Client Name: Prof. Paul Popelier, The University of Manchester
Client Web / Social Media:
High End Compute has worked on a number of commissions with Professor Popelier, including submission's to Archer eCSE (for various optimisation/parallelisation opportunities) and help supervising post-docs (on ML of quantum chemistry functions) with commission being discussed re FFLUX and MORFI
FFLUX is a biomolecular force field that stands apart from its peers by virtue of its unique methodology. FFLUX is based on the theoretical framework of quantum chemical topology (QCT) and utilises modern machine learning techniques in the form of kriging models. This union results in an atomistic force field that is fully polarisable, multipolar and flexible and, therefore, highly accurate. The use of machine learning, carefully validated and acting on pre-calculated atomic properties, makes FFLUX achieve accurate predictions at far less computational cost than the first principle calculations it draws it information from. However, due to the higher computational cost than that of traditional force fields, the FFLUX code requires significant reductions in run times.
Improving MORFI's Lot
Central to the research of Prof. Popelier's group is Quantum Chemical Topology (QCT), which is an imaginative, minimal and rigorous approach to extract chemical information from quantum systems, at atomistic level.

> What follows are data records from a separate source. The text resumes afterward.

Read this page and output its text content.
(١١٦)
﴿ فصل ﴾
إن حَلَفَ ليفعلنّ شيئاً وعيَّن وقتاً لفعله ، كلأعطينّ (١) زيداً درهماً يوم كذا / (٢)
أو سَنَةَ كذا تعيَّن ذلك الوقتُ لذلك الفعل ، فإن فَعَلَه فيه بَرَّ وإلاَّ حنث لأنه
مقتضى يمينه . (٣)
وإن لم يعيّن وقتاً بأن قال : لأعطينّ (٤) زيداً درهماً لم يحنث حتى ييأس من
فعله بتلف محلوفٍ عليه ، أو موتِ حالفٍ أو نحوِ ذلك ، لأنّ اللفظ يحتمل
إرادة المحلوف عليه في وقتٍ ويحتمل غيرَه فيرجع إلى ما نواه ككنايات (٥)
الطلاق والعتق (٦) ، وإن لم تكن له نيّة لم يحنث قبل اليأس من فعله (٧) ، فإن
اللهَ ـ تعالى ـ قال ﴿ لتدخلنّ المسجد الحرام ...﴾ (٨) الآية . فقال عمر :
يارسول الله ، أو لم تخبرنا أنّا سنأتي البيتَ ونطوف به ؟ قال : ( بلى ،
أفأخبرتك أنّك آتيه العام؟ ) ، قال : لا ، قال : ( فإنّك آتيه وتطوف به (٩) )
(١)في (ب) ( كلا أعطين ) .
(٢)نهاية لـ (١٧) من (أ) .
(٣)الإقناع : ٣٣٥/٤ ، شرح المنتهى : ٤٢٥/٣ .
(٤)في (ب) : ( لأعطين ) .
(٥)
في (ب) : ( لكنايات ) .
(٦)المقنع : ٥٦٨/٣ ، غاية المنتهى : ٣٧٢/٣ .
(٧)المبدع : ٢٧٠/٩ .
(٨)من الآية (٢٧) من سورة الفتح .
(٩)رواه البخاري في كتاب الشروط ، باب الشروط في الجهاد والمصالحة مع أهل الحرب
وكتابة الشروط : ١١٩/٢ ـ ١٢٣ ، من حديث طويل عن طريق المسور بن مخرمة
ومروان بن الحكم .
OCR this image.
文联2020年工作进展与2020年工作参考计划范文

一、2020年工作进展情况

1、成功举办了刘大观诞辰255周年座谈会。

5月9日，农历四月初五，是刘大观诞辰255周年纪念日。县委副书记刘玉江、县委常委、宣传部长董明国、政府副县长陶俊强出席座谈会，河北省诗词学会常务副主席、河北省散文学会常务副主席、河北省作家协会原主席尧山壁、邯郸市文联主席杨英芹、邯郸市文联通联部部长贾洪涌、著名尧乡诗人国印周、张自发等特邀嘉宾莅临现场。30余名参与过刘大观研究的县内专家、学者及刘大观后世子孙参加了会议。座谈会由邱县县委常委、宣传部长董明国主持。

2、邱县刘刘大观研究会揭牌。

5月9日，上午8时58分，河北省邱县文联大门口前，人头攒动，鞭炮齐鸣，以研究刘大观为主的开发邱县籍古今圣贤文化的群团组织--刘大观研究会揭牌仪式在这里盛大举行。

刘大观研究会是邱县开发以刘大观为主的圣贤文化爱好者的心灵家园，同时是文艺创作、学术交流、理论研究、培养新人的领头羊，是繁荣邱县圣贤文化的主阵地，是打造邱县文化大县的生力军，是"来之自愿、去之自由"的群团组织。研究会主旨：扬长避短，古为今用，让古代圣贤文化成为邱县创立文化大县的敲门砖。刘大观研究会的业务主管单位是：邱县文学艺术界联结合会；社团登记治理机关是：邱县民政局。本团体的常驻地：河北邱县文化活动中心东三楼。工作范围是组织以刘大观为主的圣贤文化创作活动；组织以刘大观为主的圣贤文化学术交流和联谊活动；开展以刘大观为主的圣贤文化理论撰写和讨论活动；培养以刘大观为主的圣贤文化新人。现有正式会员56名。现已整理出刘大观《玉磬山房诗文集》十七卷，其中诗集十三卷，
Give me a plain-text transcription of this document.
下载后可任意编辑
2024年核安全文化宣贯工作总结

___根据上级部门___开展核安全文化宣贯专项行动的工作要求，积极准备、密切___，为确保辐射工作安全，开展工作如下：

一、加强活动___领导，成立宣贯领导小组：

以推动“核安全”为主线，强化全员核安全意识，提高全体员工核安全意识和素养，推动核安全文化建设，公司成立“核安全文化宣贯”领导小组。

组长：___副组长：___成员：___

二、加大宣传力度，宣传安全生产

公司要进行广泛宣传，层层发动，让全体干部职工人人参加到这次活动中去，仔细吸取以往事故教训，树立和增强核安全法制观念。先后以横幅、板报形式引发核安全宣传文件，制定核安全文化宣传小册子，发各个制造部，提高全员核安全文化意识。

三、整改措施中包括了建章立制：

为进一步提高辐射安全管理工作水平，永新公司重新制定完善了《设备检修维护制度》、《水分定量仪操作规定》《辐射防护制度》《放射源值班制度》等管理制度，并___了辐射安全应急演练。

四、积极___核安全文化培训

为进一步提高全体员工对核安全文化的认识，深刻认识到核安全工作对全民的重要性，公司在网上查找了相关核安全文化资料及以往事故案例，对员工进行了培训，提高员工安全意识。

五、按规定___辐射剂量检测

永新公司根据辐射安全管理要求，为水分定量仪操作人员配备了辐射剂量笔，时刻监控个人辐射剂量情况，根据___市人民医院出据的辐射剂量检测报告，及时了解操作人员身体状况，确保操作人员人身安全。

Three strands of development emerge from these atomic and bond properties:
- the construction of the novel force field FFLUX (via machine learning),
- the identification of subsystem energetically behaving like the total system (i.e. rigorous interpretative chemistry compatible with the underpinning quantum reality),
- and Linear Free Energy Relationships with an eye on bulk property prediction (pKa in aqueous solution, for example).
The need to improve atomistic biomolecular force fields remains acute. Fortunately, the abundance of contemporary computing power enables an overhaul of the architecture of current force fields. Taking advantage of the recent advances of computing power, FFLUX is a fully polarizable, multipolar, and atomistic force field next generation force field that is being built from machine learning (i.e., kriging) models and quantum mechanics. FFLUX deals with dispersive interactions in a very unique manner, as we obtain ab initio atomistic correlation energies through our homemade software MORFI. However, the evaluation of the two-particle density matrix, necessary to run our calculation, can be very expensive. To get atomic correlation energies in reasonable times, on top of state-of-the-art hardware, a highly optimized and parallelized software is also required.
How HEC Helped
MORFI is a FORTRAN code with static allocation of arrays for variables, often with extent of 4 dimensions.
HEC profiled and confirmed a nested DO loop was taking over 95% of the run time for the provided examples. We examined further details and identified opportunities to reduce memory overhead generally and for parallelising these loops using OpenMP (there being a significant cost copying large 4D arrays where there scope is PRIVATE). Working with the research group members we identified potential parallelism at the outermost DO loop level which we implemented by careful use of OpenMP, noting the need for various REDUCTION clauses. The final version has a run time of 69 minutes on Haswell compared to the original time of 56 hours on the same chip set, with parallel efficiency of 86% when using 23 of the available 24 cores.
The Popelier Research Group had previously, due to a mix of the memory requirements and compiling for a given set of nodes, been accustomed to a run time of 3 days and 3 hours on SandyBridge/IvyBridge architectures. By HEC providing appropriate Makefile & batch scripts to not just run but also to first compile on the target compute node, the group has been able to use all of the available architectures in their cluster. The comparison of using Haswell (best times with new code) to SandyBridge/IvyBridge (only previous choice) is a whopping 65x improvement. Similar improvements have been seen for other test example sizes, with one example giving a 87 times improvement.
HEC also showed that the numerical results remained in agreement to at least 11 significant figures, across all architectures and numbers of OpenMP threads.
Feedback from Popelier Research Group
"Thanks to the work and support of HIGH END COMPUTE LTD, our homemade software is now highly parallelized and much less memory hungry. Thanks to these improvements, dispersion energies for much larger systems can be assessed and we are one step closer to our final goal: highly realistic biomolecular simulations using dispersion forces obtained through first principles."
“Molecular Simulation by knowledgeable Quantum Atoms”, P.L.A. Popelier, Phys.Scripta, 91, 033007 (16 pages) (2016).